Today: Snow showers. High near 11. Wind chill values as low as -8. West wind 11 to 14 mph. Chance of precipitation is 100%. Total daytime snow accumulation of around 3 inches.
Tonight: Snow showers. Low around 4. Wind chill values as low as -3. West wind 5 to 10 mph becoming north after midnight. Chance of precipitation is 90%. New snow accumulation of around 2 inches.
Wednesday: Snow showers likely. Mostly cloudy, with a high near 12. Wind chill values as low as -2. Light north wind becoming northwest 5 to 10 mph in the afternoon. Chance of precipitation is 70%. New snow accumulation of around 2 inches.
Wednesday Night: Snow showers likely, mainly before 1am. Mostly cloudy, with a low around 3. Wind chill values as low as -4. Light and variable wind. Chance of precipitation is 60%. New snow accumulation of less than one inch possible.

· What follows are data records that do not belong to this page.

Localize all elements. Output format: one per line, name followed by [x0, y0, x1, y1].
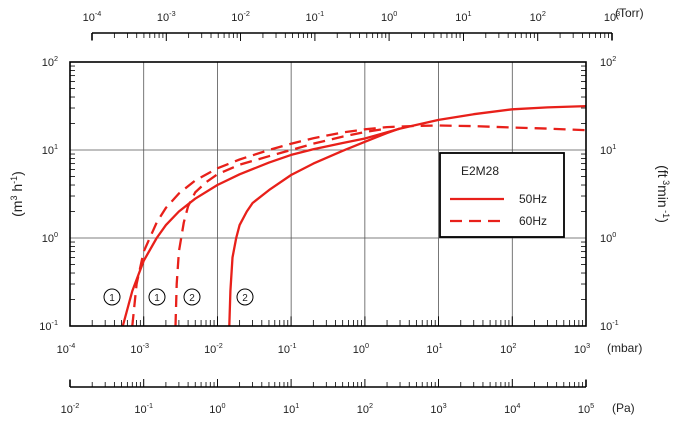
- y-left-label-sup: 3: [9, 196, 19, 201]
- y-left-label-part: ): [9, 171, 25, 176]
- annotation-circle: [236, 288, 254, 306]
- series-60hz-curve-2: [174, 127, 388, 327]
- y-right-label-sup: 3: [661, 178, 671, 186]
- annotation-label: 2: [242, 293, 248, 304]
- mbar-tick-label: 10-1: [278, 341, 297, 356]
- torr-tick-label: 102: [530, 9, 546, 24]
- series-group: [121, 104, 587, 327]
- pa-tick-label: 105: [578, 401, 594, 416]
- curve-number-annotation: 2: [236, 288, 254, 306]
- y-left-tick-label: 102: [42, 54, 58, 69]
- y-left-label: (m3 h-1): [9, 171, 25, 217]
- y-right-tick-label: 100: [600, 230, 616, 245]
- y-right-label-sup: -1: [661, 208, 671, 219]
- curve-number-annotation: 1: [103, 288, 121, 306]
- torr-tick-label: 10-3: [157, 9, 176, 24]
- series-60hz-curve-1: [131, 124, 587, 327]
- pa-axis: [69, 380, 587, 388]
- legend-label-50hz: 50Hz: [519, 192, 547, 206]
- mbar-tick-label: 10-2: [204, 341, 223, 356]
- torr-tick-label: 10-2: [231, 9, 250, 24]
- mbar-unit-label: (mbar): [607, 341, 642, 355]
- y-left-label-part: (m: [9, 201, 25, 217]
- legend-label-60hz: 60Hz: [519, 214, 547, 228]
- y-right-tick-label: 102: [600, 54, 616, 69]
- pa-tick-label: 103: [430, 401, 446, 416]
- curve-number-annotations: 1 1 2 2: [103, 288, 254, 306]
- mbar-tick-label: 10-4: [57, 341, 76, 356]
- y-left-label-sup: -1: [9, 176, 19, 184]
- torr-unit-label: (Torr): [615, 6, 644, 20]
- y-right-label-part: min: [655, 185, 671, 208]
- mbar-tick-label: 100: [353, 341, 369, 356]
- y-right-label: (ft 3min -1): [655, 165, 671, 223]
- mbar-tick-label: 101: [426, 341, 442, 356]
- y-right-label-part: (ft: [655, 165, 671, 178]
- y-left-tick-label: 101: [42, 142, 58, 157]
- annotation-circle: [103, 288, 121, 306]
- tick-labels: 10-4 10-3 10-2 10-1 100 101 102 103 10-4 10-3 10-2…: [39, 9, 620, 416]
- series-50hz-curve-2: [228, 127, 401, 327]
- y-right-tick-label: 10-1: [600, 318, 619, 333]
- y-left-tick-label: 10-1: [39, 318, 58, 333]
- torr-axis: [91, 32, 613, 40]
- y-right-tick-label: 101: [600, 142, 616, 157]
- torr-tick-label: 100: [381, 9, 397, 24]
- y-left-tick-label: 100: [42, 230, 58, 245]
- curve-number-annotation: 2: [183, 288, 201, 306]
- curve-number-annotation: 1: [148, 288, 166, 306]
- annotation-circle: [148, 288, 166, 306]
- annotation-label: 1: [109, 293, 115, 304]
- pa-tick-label: 104: [504, 401, 520, 416]
- legend-box: [439, 152, 565, 238]
- annotation-circle: [183, 288, 201, 306]
- y-right-label-part: ): [655, 218, 671, 223]
- annotation-label: 1: [154, 293, 160, 304]
- pa-tick-label: 10-1: [134, 401, 153, 416]
- torr-tick-label: 10-1: [306, 9, 325, 24]
- pa-tick-label: 100: [209, 401, 225, 416]
- torr-tick-label: 103: [604, 9, 620, 24]
- annotation-label: 2: [189, 293, 195, 304]
- legend: E2M28 50Hz 60Hz: [439, 152, 565, 238]
- torr-tick-label: 101: [455, 9, 471, 24]
- mbar-tick-label: 102: [500, 341, 516, 356]
- plot-frame: [69, 61, 587, 327]
- pa-tick-label: 10-2: [61, 401, 80, 416]
- series-50hz-curve-1: [121, 104, 587, 327]
- pa-unit-label: (Pa): [612, 401, 635, 415]
- mbar-tick-label: 10-3: [130, 341, 149, 356]
- mbar-tick-label: 103: [574, 341, 590, 356]
- legend-title: E2M28: [461, 164, 499, 178]
- pa-tick-label: 102: [357, 401, 373, 416]
- torr-tick-label: 10-4: [83, 9, 102, 24]
- pa-tick-label: 101: [283, 401, 299, 416]
- y-left-label-part: h: [9, 184, 25, 196]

Thursday: A 50 percent chance of snow, mainly after 1pm. Mostly cloudy, with a high near 14. South wind 7 to 11 mph.
Thursday Night: A 50 percent chance of snow showers. Cloudy, with a low around 9.
Friday: Snow showers likely, mainly before 1pm. Cloudy, with a high near 18. Chance of precipitation is 60%.
Friday Night: Snow showers likely. Cloudy, with a low around 11.
Saturday: A chance of snow showers. Mostly cloudy, with a high near 16.
Saturday Night: A chance of snow showers, mainly after 1am. Mostly cloudy, with a low around 4.
Sunday: A chance of snow showers. Mostly cloudy, with a high near 14.
Sunday Night: A chance of snow showers. Mostly cloudy, with a low around 5.
New Year’s Day: A slight chance of snow showers. Mostly cloudy, with a high near 13.